期待通りになってうれしかったのは山陰側からの参加者が多かったことで、これこそが「つながる出雲街道」だと実感しました。主催者レベルの交流、参加者レベルの交流は単に出雲街道のウォーキングイベントだけでない、将来へのつながりを生むことになるでしょう。例えば、岡山県でも鳥取県並みにたたら製鉄に関する顕彰活動が行われるようになったり、鳥取県でも岡山県並みに出雲街道の街並み保存や案内板等の整備が行われるようになったりするための第一歩ともなるものだと思います。

個人的.には「出雲街道勝山宿の会」「奥日野ガイド倶楽部」の県境を越えたコラボで「つながる出雲街道を歩こう会」を実現されたという事実だけで大満足でしたが、久しぶりに「奥日野ガイド倶楽部」のガイドを受けたことにも刺激を受けました。
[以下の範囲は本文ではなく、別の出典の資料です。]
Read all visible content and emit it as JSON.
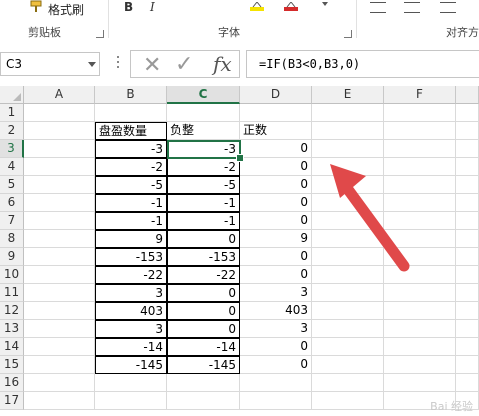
{
  "ribbon": {
    "format_painter": "格式刷",
    "groups": [
      "剪贴板",
      "字体",
      "对齐方"
    ],
    "bold": "B",
    "italic": "I",
    "icons": [
      "format-painter-icon",
      "bold-icon",
      "italic-icon",
      "fill-color-icon",
      "font-color-icon",
      "align-icon"
    ]
  },
  "formula_bar": {
    "name_box": "C3",
    "cancel": "✕",
    "confirm": "✓",
    "fx": "fx",
    "formula": "=IF(B3<0,B3,0)"
  },
  "grid": {
    "columns": [
      "A",
      "B",
      "C",
      "D",
      "E",
      "F"
    ],
    "active_column": "C",
    "rows": [
      "1",
      "2",
      "3",
      "4",
      "5",
      "6",
      "7",
      "8",
      "9",
      "10",
      "11",
      "12",
      "13",
      "14",
      "15",
      "16",
      "17"
    ],
    "active_row": "3",
    "headers": {
      "B": "盘盈数量",
      "C": "负整",
      "D": "正数"
    },
    "B": [
      "-3",
      "-2",
      "-5",
      "-1",
      "-1",
      "9",
      "-153",
      "-22",
      "3",
      "403",
      "3",
      "-14",
      "-145"
    ],
    "C": [
      "-3",
      "-2",
      "-5",
      "-1",
      "-1",
      "0",
      "-153",
      "-22",
      "0",
      "0",
      "0",
      "-14",
      "-145"
    ],
    "D": [
      "0",
      "0",
      "0",
      "0",
      "0",
      "9",
      "0",
      "0",
      "3",
      "403",
      "3",
      "0",
      "0"
    ],
    "selected_cell": "C3"
  },
  "annotation": {
    "arrow_color": "#e0494a"
  },
  "colors": {
    "accent": "#217346",
    "arrow": "#e0494a"
  },
  "watermark": "Bai 经验"
}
知識の深さだけでなく、そのトーク術やおもてなし精神、安全に対する気配りなど、プロではないのですがプロ意識のあるガイドだという認識を新たにしました。
私は一参加者ではありますが、次からの「つながる出雲街道を歩こう会」では事前に知識面の予習復習をしたり、当日の動きをイメージしたりして、(ネット上の)「出雲街道の案内人」として他の参加者の皆様により楽しんでいただけるような準備をして当日を迎えようと思いました。

次回はまだ未定ですが、今回と同様に「出雲街道勝山宿の会」「奥日野ガイド倶楽部」で来年に根雨と二部の間で開催できるよう計画中とのことです。県を越えてますますパワーアップした「つながる出雲街道を歩こう会」、「出雲街道を歩こう」も少しでもパワーアップして次回を楽しみに待ちたいです。